A New Life

20 10 2009

Well I’ve failed that project just three days in. The poem-a-day project was supposed to be an excuse for not having to write long blogs but seeing as I couldn’t even keep up with one measly poem every 24 hours, I thought I owed you a blog.
I’m entering the last five weeks of my programme here which means England beckons. As does my old life, which I came to America to get away from. Well, take a break is probably a better phrase, and it’s fair to say that’s exactly what I have done. My standard of living here could not be more different from home, and it is not neccessarily a good thing.
Before I was living in a tiny, yet cosy, flat in Tunbridge Wells. My lifestyle was modest and my economic approach meak. But I liked that. I lived well withing my means and didn’t need 1,000 commodities clogging up my small room. I lived a simple but ultimately very fun life. All I needed was my awesome flat mate and friends around me and I was happy. What other people had didn’t worry me.
Fast forward six months to Summer 2009 – Manhattan Beach, Los Angeles. For the last month I have been living with a very wealthy family near the beach. I’m staying in their guest house all on my own, which is a few yards from the main house. The house is large, beautifully decorated and filled with TVs, expensive furniture and modern gadets. Most importantly though, it is also filled with an amazing family, who have taken me in as one of their own, and as a result I’ve settled in quicker than my brother in front of a Die Hard DVD.

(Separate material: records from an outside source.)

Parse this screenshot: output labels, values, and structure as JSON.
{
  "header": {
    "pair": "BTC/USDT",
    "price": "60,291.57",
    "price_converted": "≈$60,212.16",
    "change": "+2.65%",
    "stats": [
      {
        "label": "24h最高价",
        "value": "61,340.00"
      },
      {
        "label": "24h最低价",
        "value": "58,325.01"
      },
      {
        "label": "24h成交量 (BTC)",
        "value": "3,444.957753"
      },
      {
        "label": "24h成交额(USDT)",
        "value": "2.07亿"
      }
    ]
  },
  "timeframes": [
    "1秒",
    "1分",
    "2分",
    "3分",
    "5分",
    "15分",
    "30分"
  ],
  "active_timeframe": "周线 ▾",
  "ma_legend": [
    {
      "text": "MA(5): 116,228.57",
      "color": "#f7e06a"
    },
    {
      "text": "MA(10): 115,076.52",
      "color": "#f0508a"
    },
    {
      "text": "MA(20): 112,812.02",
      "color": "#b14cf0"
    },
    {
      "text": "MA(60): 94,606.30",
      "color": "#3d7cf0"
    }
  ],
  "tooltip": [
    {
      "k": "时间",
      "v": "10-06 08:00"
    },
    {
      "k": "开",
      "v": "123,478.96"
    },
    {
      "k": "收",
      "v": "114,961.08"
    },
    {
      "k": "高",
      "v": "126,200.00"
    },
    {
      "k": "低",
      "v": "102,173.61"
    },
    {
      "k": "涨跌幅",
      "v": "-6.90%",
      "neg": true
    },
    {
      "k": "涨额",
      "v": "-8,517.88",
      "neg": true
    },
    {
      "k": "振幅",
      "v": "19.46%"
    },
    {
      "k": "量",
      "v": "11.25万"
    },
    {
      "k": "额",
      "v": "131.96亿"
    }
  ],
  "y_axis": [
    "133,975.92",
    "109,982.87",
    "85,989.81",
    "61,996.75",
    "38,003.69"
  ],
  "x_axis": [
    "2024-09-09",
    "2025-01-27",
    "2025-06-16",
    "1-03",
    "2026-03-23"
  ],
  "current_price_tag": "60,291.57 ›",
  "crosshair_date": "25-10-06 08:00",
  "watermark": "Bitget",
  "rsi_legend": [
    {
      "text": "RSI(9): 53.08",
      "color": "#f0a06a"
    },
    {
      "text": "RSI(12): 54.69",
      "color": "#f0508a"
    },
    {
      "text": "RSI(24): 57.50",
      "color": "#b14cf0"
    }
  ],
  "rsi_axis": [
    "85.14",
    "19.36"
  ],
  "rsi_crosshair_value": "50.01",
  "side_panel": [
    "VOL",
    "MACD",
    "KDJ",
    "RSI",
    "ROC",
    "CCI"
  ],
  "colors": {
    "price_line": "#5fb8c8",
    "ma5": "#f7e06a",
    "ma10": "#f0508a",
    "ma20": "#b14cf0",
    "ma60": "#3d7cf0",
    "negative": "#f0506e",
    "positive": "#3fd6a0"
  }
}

But I worry that subsconciously I am getting used to this lifestyle and returning home will be a shock to the system. Here my family take me out to dinner, back home I had to make do with what was left in the cupboards. Here my family but my clothes I need, back home I had to save up and then still go to a second-hand store. It’s brilliant living here, but it’s not my life. It’s theirs. I’m just a part of it for a small amount of time.

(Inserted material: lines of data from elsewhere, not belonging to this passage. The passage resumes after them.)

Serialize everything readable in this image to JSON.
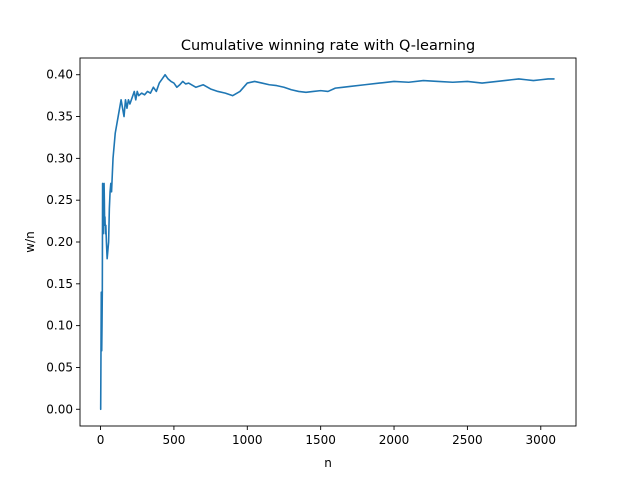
{
  "chart_data": {
    "type": "line",
    "title": "Cumulative winning rate with Q-learning",
    "xlabel": "n",
    "ylabel": "w/n",
    "xlim": [
      -140,
      3240
    ],
    "ylim": [
      -0.02,
      0.42
    ],
    "xticks": [
      0,
      500,
      1000,
      1500,
      2000,
      2500,
      3000
    ],
    "xtick_labels": [
      "0",
      "500",
      "1000",
      "1500",
      "2000",
      "2500",
      "3000"
    ],
    "yticks": [
      0.0,
      0.05,
      0.1,
      0.15,
      0.2,
      0.25,
      0.3,
      0.35,
      0.4
    ],
    "ytick_labels": [
      "0.00",
      "0.05",
      "0.10",
      "0.15",
      "0.20",
      "0.25",
      "0.30",
      "0.35",
      "0.40"
    ],
    "grid": false,
    "line_color": "#1f77b4",
    "series": [
      {
        "x": [
          1,
          5,
          8,
          10,
          12,
          14,
          16,
          18,
          20,
          22,
          24,
          26,
          28,
          30,
          33,
          36,
          40,
          45,
          50,
          55,
          60,
          65,
          70,
          75,
          80,
          85,
          90,
          95,
          100,
          110,
          120,
          130,
          140,
          150,
          160,
          170,
          180,
          190,
          200,
          210,
          220,
          230,
          240,
          250,
          260,
          280,
          300,
          320,
          340,
          360,
          380,
          400,
          420,
          440,
          460,
          480,
          500,
          520,
          540,
          560,
          580,
          600,
          650,
          700,
          750,
          800,
          850,
          900,
          950,
          1000,
          1050,
          1100,
          1150,
          1200,
          1250,
          1300,
          1350,
          1400,
          1450,
          1500,
          1550,
          1600,
          1650,
          1700,
          1800,
          1900,
          2000,
          2100,
          2200,
          2300,
          2400,
          2500,
          2600,
          2700,
          2800,
          2850,
          2900,
          2950,
          3000,
          3050,
          3090
        ],
        "y": [
          0.0,
          0.14,
          0.07,
          0.1,
          0.14,
          0.27,
          0.25,
          0.21,
          0.25,
          0.23,
          0.27,
          0.25,
          0.22,
          0.23,
          0.21,
          0.22,
          0.2,
          0.18,
          0.19,
          0.2,
          0.24,
          0.26,
          0.27,
          0.26,
          0.28,
          0.3,
          0.31,
          0.32,
          0.33,
          0.34,
          0.35,
          0.36,
          0.37,
          0.36,
          0.35,
          0.37,
          0.36,
          0.37,
          0.365,
          0.37,
          0.375,
          0.38,
          0.37,
          0.38,
          0.375,
          0.378,
          0.376,
          0.38,
          0.378,
          0.385,
          0.38,
          0.39,
          0.395,
          0.4,
          0.395,
          0.392,
          0.39,
          0.385,
          0.388,
          0.392,
          0.389,
          0.39,
          0.385,
          0.388,
          0.383,
          0.38,
          0.378,
          0.375,
          0.38,
          0.39,
          0.392,
          0.39,
          0.388,
          0.387,
          0.385,
          0.382,
          0.38,
          0.379,
          0.38,
          0.381,
          0.38,
          0.384,
          0.385,
          0.386,
          0.388,
          0.39,
          0.392,
          0.391,
          0.393,
          0.392,
          0.391,
          0.392,
          0.39,
          0.392,
          0.394,
          0.395,
          0.394,
          0.393,
          0.394,
          0.395,
          0.395
        ]
      }
    ]
  }
}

That said, my family are building a new house around the corner (even closer to the beach) and I popped round to have a look today. I think it is fair enough to call it a mansion. Even that isn’t generous enough. It’s the sort of house you’d expect Usher to be showing you around on MTV Cribs. It has sea views, three floors, 10 plasma TVs, a bar, a theatre complete with confectionary stand, a lift from floor to floor, a pool, a hot tub, massive bedrooms, a bathroom for each room, and so on. I have never been in such a place and I doubt I ever will (unless I visit them next year). And yet they have designed it so well that despite being such a large space, every corner of every room is as homely as my flat in Tunbridge Wells was. Just slightly bigger. And with imported French bricks for the wine cellar.